3D CG anime has gotten a deservedly bad rap over the years thanks to a glut of cheap, low-quality animation, but studios have been upping their game recently, as seen in projects like Expelled from Paradise, The Dragon Dentist, and Animator Expo. Studio Orange, who animated the blistering mecha fight scenes in Code Geass: Akito the Exiled, turn in their best work yet in Land of the Lustrous. The fights are soaring, acrobatic affairs, showcasing the limber bodies of the Lustrous and taking advantage of dynamic camera angles made practical through the use of computer graphics. But the larger innovation is in the realm of character animation, where the posing and timing is crafted with a level of detail usually reserved for hand-drawn anime! Phos in particular steals the show. They bounce across the screen in nearly every scene, perfectly matching the exuberant performance of voice actor Tomoyo Kurosawa (Kumiko in Sound! Euphonium).
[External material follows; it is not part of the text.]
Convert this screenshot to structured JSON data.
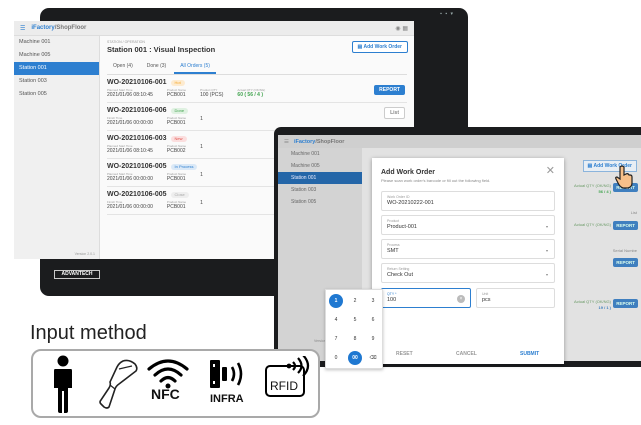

In addition to the 3D models, 2D animators provide supplementary close-ups and facial animation, most of which is seamlessly integrated.
What’s most exciting about the CG, however, is how Orange embraces it instead of slavishly recreating the look of hand-drawn anime. The light bouncing off the Lustrous’s prismatic hair and shattered bodies would be nearly impossible in a hand-drawn production, and the show uses a number of fluid and particle effects, mostly to good effect (nobody’s denying that there’s room for improvement in anime CG). Too many modern productions rely on cel shading, ignoring CG animation’s rich array of materials and special effects.
And it’s not just the animation that makes this a standout production. An orchestral score, sparse but textured backgrounds, and art direction that captures and improves upon the swirling, spiritual atmosphere of Ichikawa’s manga make Land of the Lustrous one of the best looking TV anime in recent memory. I wouldn’t be surprised if we look back on this series years from now as a turning point for CG anime.
As I write this, Land of the Lustrous is still airing on Amazon’s Anime Strike channel; trust me, it’s actually worth braving the infamous double paywall for this one. There hasn’t been a dull episode yet, and I’m excited to see how the remainder of the series plays out. It’s a dazzling, multifaceted show that shines brighter the longer you watch it, not unlike the gemstones whose stories it tells. The next time you want to convince someone of the dizzying variety of stories available in Japanese animation, tell them about Land of the Lustrous.
Land of the Lustrous is available from Sentai Filmworks and Anime Strike.